Animal models of anti-neutrophil cytoplasmic antibody associated vasculitis

Abstract

Anti-neutrophil cytoplasmic antibodies (ANCA) are a group of auto-antibodies directed against components of neutrophil granules and monocyte lysosomes. Since the first description of ANCA by Davies et al in 1982 in patients with segmental necrotizing glomerulonephritis, ANCA have been demonstrated in a number of primary vasculitic syndromes1. In 1985, van der Woude et al reported on ANCA as a specific and sensitive marker for active Wegener's granulomatosis2. ANCA were later shown to be present in Churg-Strauss syndrome3,4, microscopic polyangiitis5, and pauci-immune necrotizing crescentic glomerulonephritis (NCGN)6,7. In most cases of systemic vasculitis, the primary target antigens for ANCA are proteinase 3 (Pr3), a serine proteinase, and myeloperoxidase (MPO), an enzyme involved in the production of reactive oxygen intermediates6,8,9,10. Both enzymes are present in secretory granules of neutrophils and monocytes.
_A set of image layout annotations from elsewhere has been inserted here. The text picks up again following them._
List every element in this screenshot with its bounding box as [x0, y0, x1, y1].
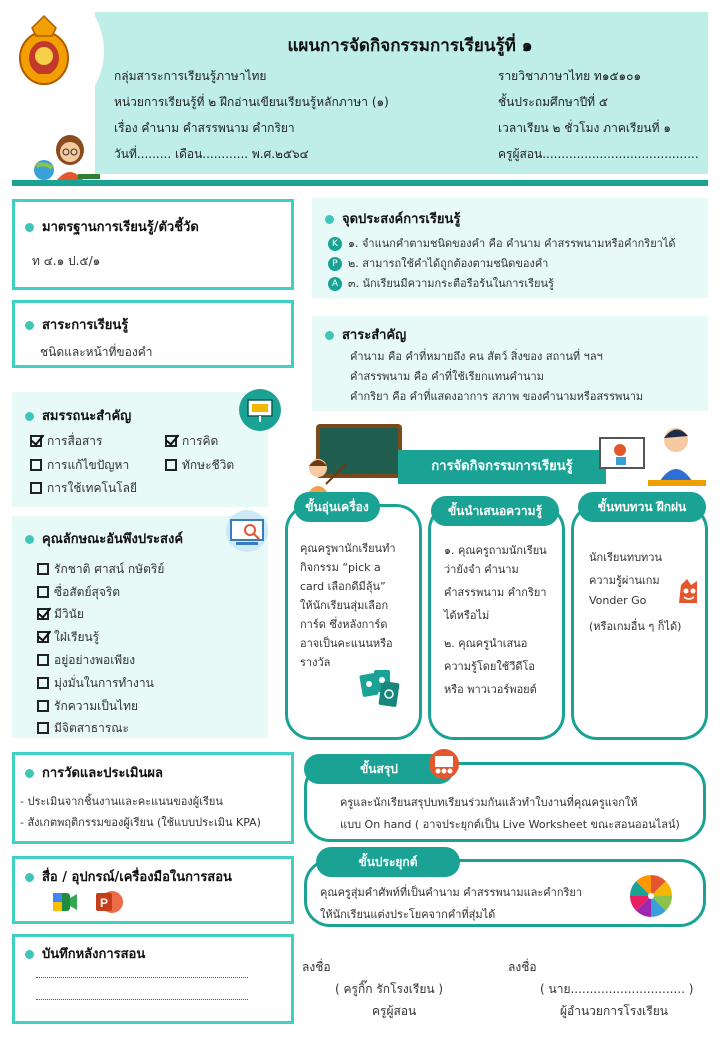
- signature-role-right: ผู้อำนวยการโรงเรียน: [560, 1004, 668, 1018]
- standard-title: [25, 216, 199, 237]
- characteristic-item: [37, 560, 164, 579]
- checkbox-icon: [30, 459, 42, 471]
- apply-line: ให้นักเรียนแต่งประโยคจากคำที่สุ่มได้: [320, 908, 496, 921]
- standard-panel: [12, 199, 294, 290]
- p-badge-icon: P: [328, 257, 342, 271]
- cards-icon: [358, 668, 406, 708]
- present-line: ๒. คุณครูนำเสนอ: [444, 637, 528, 650]
- bullet-icon: [25, 321, 34, 330]
- key-concept-title-text: สาระสำคัญ: [342, 328, 407, 343]
- warmup-line: การ์ด ซึ่งหลังการ์ด: [300, 618, 388, 631]
- warmup-line: กิจกรรม “pick a: [300, 561, 381, 574]
- objective-item: [328, 254, 548, 272]
- teacher-chalkboard-icon: [300, 424, 404, 496]
- evaluation-item: - ประเมินจากชิ้นงานและคะแนนของผู้เรียน: [20, 795, 223, 808]
- competency-item-label: การคิด: [182, 434, 219, 448]
- header-divider: [12, 180, 708, 186]
- online-learning-icon: [220, 508, 274, 554]
- checkbox-icon: [37, 700, 49, 712]
- school-emblem-icon: [18, 14, 70, 86]
- apply-line: คุณครูสุ่มคำศัพท์ที่เป็นคำนาม คำสรรพนามและคำกริยา: [320, 886, 583, 899]
- checkbox-icon: [30, 482, 42, 494]
- competency-item: [165, 432, 218, 451]
- content-title: [25, 314, 128, 335]
- checkbox-checked-icon: [165, 435, 177, 447]
- objective-text: ๓. นักเรียนมีความกระตือรือร้นในการเรียนรู้: [348, 277, 554, 290]
- notes-title-text: บันทึกหลังการสอน: [42, 947, 146, 962]
- present-line: คำสรรพนาม คำกริยา: [444, 586, 547, 599]
- classroom-icon: [428, 748, 460, 780]
- summary-title: ขั้นสรุป: [304, 754, 454, 784]
- standard-value: ท ๔.๑ ป.๕/๑: [32, 254, 101, 268]
- characteristic-item-label: มุ่งมั่นในการทำงาน: [54, 676, 154, 690]
- key-concept-title: [325, 324, 406, 345]
- warmup-line: รางวัล: [300, 656, 331, 669]
- review-line: นักเรียนทบทวน: [589, 551, 662, 564]
- google-meet-icon: [52, 890, 78, 914]
- present-line: หรือ พาวเวอร์พอยต์: [444, 683, 537, 696]
- competency-item: [30, 432, 103, 451]
- checkbox-icon: [165, 459, 177, 471]
- characteristic-item: [37, 651, 135, 670]
- k-badge-icon: K: [328, 237, 342, 251]
- warmup-title: ขั้นอุ่นเครื่อง: [294, 492, 380, 522]
- competency-item-label: การแก้ไขปัญหา: [47, 458, 130, 472]
- notes-line: [36, 999, 248, 1000]
- warmup-line: อาจเป็นคะแนนหรือ: [300, 637, 393, 650]
- evaluation-title: [25, 762, 163, 783]
- review-line: Vonder Go: [589, 594, 647, 607]
- objective-text: ๒. สามารถใช้คำได้ถูกต้องตามชนิดของคำ: [348, 257, 549, 270]
- header-subject-group: กลุ่มสาระการเรียนรู้ภาษาไทย: [114, 69, 267, 83]
- competency-item-label: ทักษะชีวิต: [182, 458, 235, 472]
- game-mascot-icon: [675, 577, 701, 605]
- characteristic-item-label: รักชาติ ศาสน์ กษัตริย์: [54, 562, 165, 576]
- characteristic-item-label: อยู่อย่างพอเพียง: [54, 653, 136, 667]
- review-line: ความรู้ผ่านเกม: [589, 574, 660, 587]
- activities-banner: การจัดกิจกรรมการเรียนรู้: [398, 450, 606, 484]
- standard-title-text: มาตรฐานการเรียนรู้/ตัวชี้วัด: [42, 220, 199, 235]
- warmup-line: ให้นักเรียนสุ่มเลือก: [300, 599, 389, 612]
- media-title-text: สื่อ / อุปกรณ์/เครื่องมือในการสอน: [42, 870, 232, 885]
- characteristic-item-label: ใฝ่เรียนรู้: [54, 630, 100, 644]
- bullet-icon: [25, 535, 34, 544]
- signature-label-right: ลงชื่อ: [508, 960, 537, 974]
- header-topic: เรื่อง คำนาม คำสรรพนาม คำกริยา: [114, 121, 295, 135]
- powerpoint-icon: [94, 889, 124, 915]
- objectives-title: [325, 208, 460, 229]
- apply-title: ขั้นประยุกต์: [316, 847, 460, 877]
- summary-line: แบบ On hand ( อาจประยุกต์เป็น Live Worksheet ขณะสอนออนไลน์): [340, 818, 680, 831]
- header-time: เวลาเรียน ๒ ชั่วโมง ภาคเรียนที่ ๑: [498, 121, 671, 135]
- signature-role-left: ครูผู้สอน: [372, 1004, 417, 1018]
- characteristic-item-label: รักความเป็นไทย: [54, 699, 139, 713]
- checkbox-checked-icon: [37, 631, 49, 643]
- competency-item: [30, 479, 137, 498]
- competency-item: [30, 456, 129, 475]
- plan-title: แผนการจัดกิจกรรมการเรียนรู้ที่ ๑: [287, 36, 533, 56]
- characteristic-item: [37, 674, 154, 693]
- objective-text: ๑. จำแนกคำตามชนิดของคำ คือ คำนาม คำสรรพนามหรือคำกริยาได้: [348, 237, 676, 250]
- competency-item: [165, 456, 234, 475]
- header-unit: หน่วยการเรียนรู้ที่ ๒ ฝึกอ่านเขียนเรียนรู้หลักภาษา (๑): [114, 95, 389, 109]
- checkbox-icon: [37, 563, 49, 575]
- characteristic-item: [37, 697, 138, 716]
- characteristics-title: [25, 528, 183, 549]
- competency-item-label: การสื่อสาร: [47, 434, 103, 448]
- teacher-illustration-icon: [28, 128, 103, 184]
- characteristic-item-label: มีจิตสาธารณะ: [54, 721, 129, 735]
- warmup-line: คุณครูพานักเรียนทำ: [300, 542, 396, 555]
- characteristics-title-text: คุณลักษณะอันพึงประสงค์: [42, 532, 184, 547]
- signature-name-right: ( นาย.............................. ): [540, 982, 694, 996]
- objective-item: [328, 274, 554, 292]
- checkbox-icon: [37, 586, 49, 598]
- notes-line: [36, 977, 248, 978]
- characteristic-item-label: ซื่อสัตย์สุจริต: [54, 585, 121, 599]
- evaluation-item: - สังเกตพฤติกรรมของผู้เรียน (ใช้แบบประเมิน KPA): [20, 816, 261, 829]
- characteristic-item: [37, 583, 120, 602]
- objective-item: [328, 234, 676, 252]
- summary-line: ครูและนักเรียนสรุปบทเรียนร่วมกันแล้วทำใบงานที่คุณครูแจกให้: [340, 796, 638, 809]
- competency-item-label: การใช้เทคโนโลยี: [47, 481, 137, 495]
- checkbox-checked-icon: [37, 608, 49, 620]
- characteristic-item: [37, 605, 84, 624]
- key-concept-line: คำสรรพนาม คือ คำที่ใช้เรียกแทนคำนาม: [350, 370, 544, 383]
- checkbox-checked-icon: [30, 435, 42, 447]
- bullet-icon: [25, 769, 34, 778]
- present-line: ได้หรือไม่: [444, 609, 490, 622]
- objectives-title-text: จุดประสงค์การเรียนรู้: [342, 212, 461, 227]
- competency-title-text: สมรรถนะสำคัญ: [42, 409, 132, 424]
- svg-text:P: P: [100, 896, 109, 910]
- content-value: ชนิดและหน้าที่ของคำ: [40, 345, 153, 359]
- signature-name-left: ( ครูกิ๊ก รักโรงเรียน ): [335, 982, 444, 996]
- review-line: (หรือเกมอื่น ๆ ก็ได้): [589, 620, 682, 633]
- header-grade: ชั้นประถมศึกษาปีที่ ๕: [498, 95, 608, 109]
- media-title: [25, 866, 232, 887]
- header-course: รายวิชาภาษาไทย ท๑๕๑๐๑: [498, 69, 642, 83]
- signature-label-left: ลงชื่อ: [302, 960, 331, 974]
- competency-title: [25, 405, 131, 426]
- bullet-icon: [25, 950, 34, 959]
- review-title: ขั้นทบทวน ฝึกฝน: [578, 492, 706, 522]
- present-title: ขั้นนำเสนอความรู้: [431, 496, 559, 526]
- characteristic-item: [37, 628, 99, 647]
- notes-title: [25, 943, 145, 964]
- key-concept-line: คำนาม คือ คำที่หมายถึง คน สัตว์ สิ่งของ สถานที่ ฯลฯ: [350, 350, 603, 363]
- bullet-icon: [25, 412, 34, 421]
- student-online-icon: [598, 424, 708, 494]
- warmup-line: card เลือกดีมีลุ้น”: [300, 580, 386, 593]
- key-concept-line: คำกริยา คือ คำที่แสดงอาการ สภาพ ของคำนามหรือสรรพนาม: [350, 390, 644, 403]
- present-line: ความรู้โดยใช้วีดีโอ: [444, 660, 536, 673]
- bullet-icon: [25, 223, 34, 232]
- bullet-icon: [325, 331, 334, 340]
- evaluation-title-text: การวัดและประเมินผล: [42, 766, 163, 781]
- header-teacher: ครูผู้สอน.........................................: [498, 147, 699, 161]
- content-title-text: สาระการเรียนรู้: [42, 318, 129, 333]
- header-date: วันที่......... เดือน............ พ.ศ.๒๕๖๔: [114, 147, 309, 161]
- presentation-icon: [235, 388, 285, 432]
- bullet-icon: [25, 873, 34, 882]
- checkbox-icon: [37, 722, 49, 734]
- a-badge-icon: A: [328, 277, 342, 291]
- checkbox-icon: [37, 654, 49, 666]
- characteristic-item: [37, 719, 129, 738]
- checkbox-icon: [37, 677, 49, 689]
- bullet-icon: [325, 215, 334, 224]
- present-line: ว่ายังจำ คำนาม: [444, 563, 519, 576]
- present-line: ๑. คุณครูถามนักเรียน: [444, 544, 547, 557]
- spin-wheel-icon: [628, 873, 674, 919]
- characteristic-item-label: มีวินัย: [54, 607, 84, 621]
Although anti-Pr3 and anti-MPO are found across the spectrum of ANCA-associated vasculitides, it is now well established that anti-Pr3 is a sensitive marker for Wegener's granulomatosus whereas anti-MPO is predominantly found in microscopic polyangiitis, pauci-immune NCGN, and Churg-Strauss syndrome11. Although not uniformly accepted, changes in titers of ANCA seem to reflect changes in disease activity12,13,14,15,16.